2005 OPEN FORUM Abstracts
RESPIRATORY INSUFFICIENCY FOLLOWING LUNG BIOPSY AND WEDGE RESECTION: UNIQUE *PATIENT'S PERSPECTIVE CASE REPORT OF HIGH FLOW THERAPY WITH NASAL CANNULA.
Caroline Panichello, CRT*; John J Hill, RRT; Michael J Neary, MD; Marivi Ora, MD; David M.F. Murphy, MD; DEBORAH Heart & Lung Center, Browns Mills, NJ
Introduction: Lung surgery, even minor, can lead to respiratory complications. In this case we discuss an episode whereby a patient post lung biopsy and wedge resection manifested to respiratory insufficiency poorly responsive to conventional oxygen therapy. Clinical improvement subsequently occurred using high flow therapy (HFT) by nasal cannula (NC).
Case report: 45year old female seen for evaluation of abnormal Chest Radiograph (CXR). CXR revealed a low-density 8mm nodule in the right upper lung field overlying the anterior aspect of the right third rib. A Computed Tomography (CT) scan revealed a well defined, 6 mm nodule in the periphery of left lung at the level of the aortic valve and a 7mm nodule in the periphery of the right lung at the left of the bronchus intermedius. Less well defined pulmonary nodules were also seen in the lower lung fields. PPD was negative. Histoplasma and Coccidia serology tests were negative. CXR showed an oval density in the right upper lung field slightly larger compared to a previous CXR. CT scans showed the density in right upper lung field had increased in size and there is an additional nodule just above this density, which measures 7mm in diameter. The other nodules are unchanged. Final diagnosis: Enlarging nodule right lung and multiple pulmonary nodules. A video assisted thoracoscopic lung biopsy with wedge resection was performed. Postoperative CXR revealed blunting of each costophrenic angle and patchy density at the base of each lung. Post op day one there was blunting of the left costophrenic angle and the same patchy density on the right. Post op Arterial Blood Gas (ABG) on 4 LPM NC reveal pH 7.33, PcO2 40.9, PaO2 72.9, SaO2% 93.5. Patient placed on a Non-Rebreather (NRB) + NC at 6 LPM, ABG revealed pH 7.36, PaCO2 37.2, PaO2 60.3, and SaO2% 88 Bilevel support was considered. Instead of bilevel ventilation, HFT with NC (Vapotherm 2000I, Stevensville, MD) was started at 100% FiO2, and 30 LPM, SpO2% increased from 88% to 96% and RR dropped from 27 bpm to 21 bpm within minutes. Subsequent CXR revealed better aeration of the lung bases than the previous day; 5 hours post HFT with NC.

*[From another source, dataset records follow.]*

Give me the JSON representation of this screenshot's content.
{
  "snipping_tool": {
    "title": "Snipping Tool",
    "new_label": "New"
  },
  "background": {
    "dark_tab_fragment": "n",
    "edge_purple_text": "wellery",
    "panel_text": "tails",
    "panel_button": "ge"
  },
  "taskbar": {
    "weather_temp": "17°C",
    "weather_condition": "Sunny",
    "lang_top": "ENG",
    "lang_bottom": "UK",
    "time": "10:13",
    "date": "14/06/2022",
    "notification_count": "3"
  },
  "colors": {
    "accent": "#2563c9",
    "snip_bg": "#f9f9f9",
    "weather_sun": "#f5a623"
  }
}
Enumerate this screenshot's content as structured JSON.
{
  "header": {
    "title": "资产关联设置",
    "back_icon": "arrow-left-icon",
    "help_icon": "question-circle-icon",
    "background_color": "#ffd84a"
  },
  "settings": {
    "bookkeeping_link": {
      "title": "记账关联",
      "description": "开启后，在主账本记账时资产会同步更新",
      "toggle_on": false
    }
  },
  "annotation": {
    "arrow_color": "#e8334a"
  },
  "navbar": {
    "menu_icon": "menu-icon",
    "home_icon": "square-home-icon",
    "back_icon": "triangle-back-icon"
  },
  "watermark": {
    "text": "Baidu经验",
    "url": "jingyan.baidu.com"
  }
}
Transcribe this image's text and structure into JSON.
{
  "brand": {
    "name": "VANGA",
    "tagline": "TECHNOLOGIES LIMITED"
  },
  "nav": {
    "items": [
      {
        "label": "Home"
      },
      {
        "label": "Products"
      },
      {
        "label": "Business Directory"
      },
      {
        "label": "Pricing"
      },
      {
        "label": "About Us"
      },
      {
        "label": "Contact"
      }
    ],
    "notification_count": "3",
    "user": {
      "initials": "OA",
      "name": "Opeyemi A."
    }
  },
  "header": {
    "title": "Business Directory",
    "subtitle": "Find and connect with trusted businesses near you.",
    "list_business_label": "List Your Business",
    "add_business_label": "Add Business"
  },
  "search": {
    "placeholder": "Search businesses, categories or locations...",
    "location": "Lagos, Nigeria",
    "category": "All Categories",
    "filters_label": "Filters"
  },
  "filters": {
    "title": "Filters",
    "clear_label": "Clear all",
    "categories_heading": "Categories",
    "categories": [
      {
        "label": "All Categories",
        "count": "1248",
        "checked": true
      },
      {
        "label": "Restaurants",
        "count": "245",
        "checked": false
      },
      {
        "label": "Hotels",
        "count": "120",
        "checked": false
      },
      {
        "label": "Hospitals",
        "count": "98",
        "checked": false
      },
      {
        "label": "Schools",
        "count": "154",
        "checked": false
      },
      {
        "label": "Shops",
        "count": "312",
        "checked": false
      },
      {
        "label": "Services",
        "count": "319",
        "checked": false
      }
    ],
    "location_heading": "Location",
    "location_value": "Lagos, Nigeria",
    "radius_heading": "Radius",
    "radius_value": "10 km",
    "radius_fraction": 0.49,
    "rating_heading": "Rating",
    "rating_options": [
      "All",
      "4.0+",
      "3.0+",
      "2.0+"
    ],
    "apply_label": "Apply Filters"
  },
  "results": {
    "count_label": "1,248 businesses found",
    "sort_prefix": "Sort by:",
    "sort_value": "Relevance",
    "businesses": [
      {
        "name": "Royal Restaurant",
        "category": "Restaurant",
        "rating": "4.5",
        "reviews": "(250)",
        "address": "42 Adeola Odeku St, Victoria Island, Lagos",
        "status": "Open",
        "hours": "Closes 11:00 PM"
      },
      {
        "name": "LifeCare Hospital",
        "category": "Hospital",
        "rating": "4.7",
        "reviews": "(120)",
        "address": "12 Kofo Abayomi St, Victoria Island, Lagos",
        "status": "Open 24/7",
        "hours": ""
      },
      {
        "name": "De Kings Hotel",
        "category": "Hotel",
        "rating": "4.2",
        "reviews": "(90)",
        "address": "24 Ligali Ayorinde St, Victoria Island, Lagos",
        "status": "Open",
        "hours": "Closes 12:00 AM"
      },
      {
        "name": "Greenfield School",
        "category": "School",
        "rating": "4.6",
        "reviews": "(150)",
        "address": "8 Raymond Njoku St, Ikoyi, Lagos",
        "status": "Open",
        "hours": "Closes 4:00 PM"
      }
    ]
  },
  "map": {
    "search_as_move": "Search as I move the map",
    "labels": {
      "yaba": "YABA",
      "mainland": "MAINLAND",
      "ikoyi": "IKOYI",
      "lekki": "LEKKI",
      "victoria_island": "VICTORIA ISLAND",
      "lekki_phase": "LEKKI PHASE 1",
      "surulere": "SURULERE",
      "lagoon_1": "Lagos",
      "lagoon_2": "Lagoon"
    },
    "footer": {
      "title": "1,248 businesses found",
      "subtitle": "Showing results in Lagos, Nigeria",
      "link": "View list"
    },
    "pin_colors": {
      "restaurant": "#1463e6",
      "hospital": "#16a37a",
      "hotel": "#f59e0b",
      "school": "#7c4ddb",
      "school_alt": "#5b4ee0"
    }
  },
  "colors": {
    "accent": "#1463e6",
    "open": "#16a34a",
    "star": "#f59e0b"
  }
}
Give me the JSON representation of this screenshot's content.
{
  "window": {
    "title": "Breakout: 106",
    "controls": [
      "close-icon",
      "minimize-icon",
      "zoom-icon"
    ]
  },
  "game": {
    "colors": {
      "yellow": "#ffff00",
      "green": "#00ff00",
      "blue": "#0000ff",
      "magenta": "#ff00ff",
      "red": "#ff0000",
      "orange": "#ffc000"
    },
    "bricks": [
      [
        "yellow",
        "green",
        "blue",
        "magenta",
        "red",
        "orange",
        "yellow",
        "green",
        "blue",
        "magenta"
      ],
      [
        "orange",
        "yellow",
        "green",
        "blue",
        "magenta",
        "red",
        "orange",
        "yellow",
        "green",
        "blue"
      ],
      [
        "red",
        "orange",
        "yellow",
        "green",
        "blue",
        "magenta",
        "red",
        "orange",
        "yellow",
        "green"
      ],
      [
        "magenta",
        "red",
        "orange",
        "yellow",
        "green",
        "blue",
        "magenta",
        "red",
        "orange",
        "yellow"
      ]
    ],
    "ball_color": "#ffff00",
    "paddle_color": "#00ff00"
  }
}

Discussion: HFT with NC produced rapid improved re-saturation of SpO2%. This may be the result of gas filling the nasopharynx, the existence of small levels of end expiratory pressure created as the patient exhaled against the 30-LPM gas flow combined with the resistance offered by upper airway anatomy.
Conclusion: In this case HFT with NC proved useful in a patient during respiratory insufficiency following chest surgery. The patient recalls that the NRB + 6-lpm NC was loud and uncomfortable. Upon switching to the HFT with NC, there was immediate comfort it was quieter and the humidified gas was much more pleasant. HFT with NC offers a comfortable and effective method to support patients with respiratory insufficiency.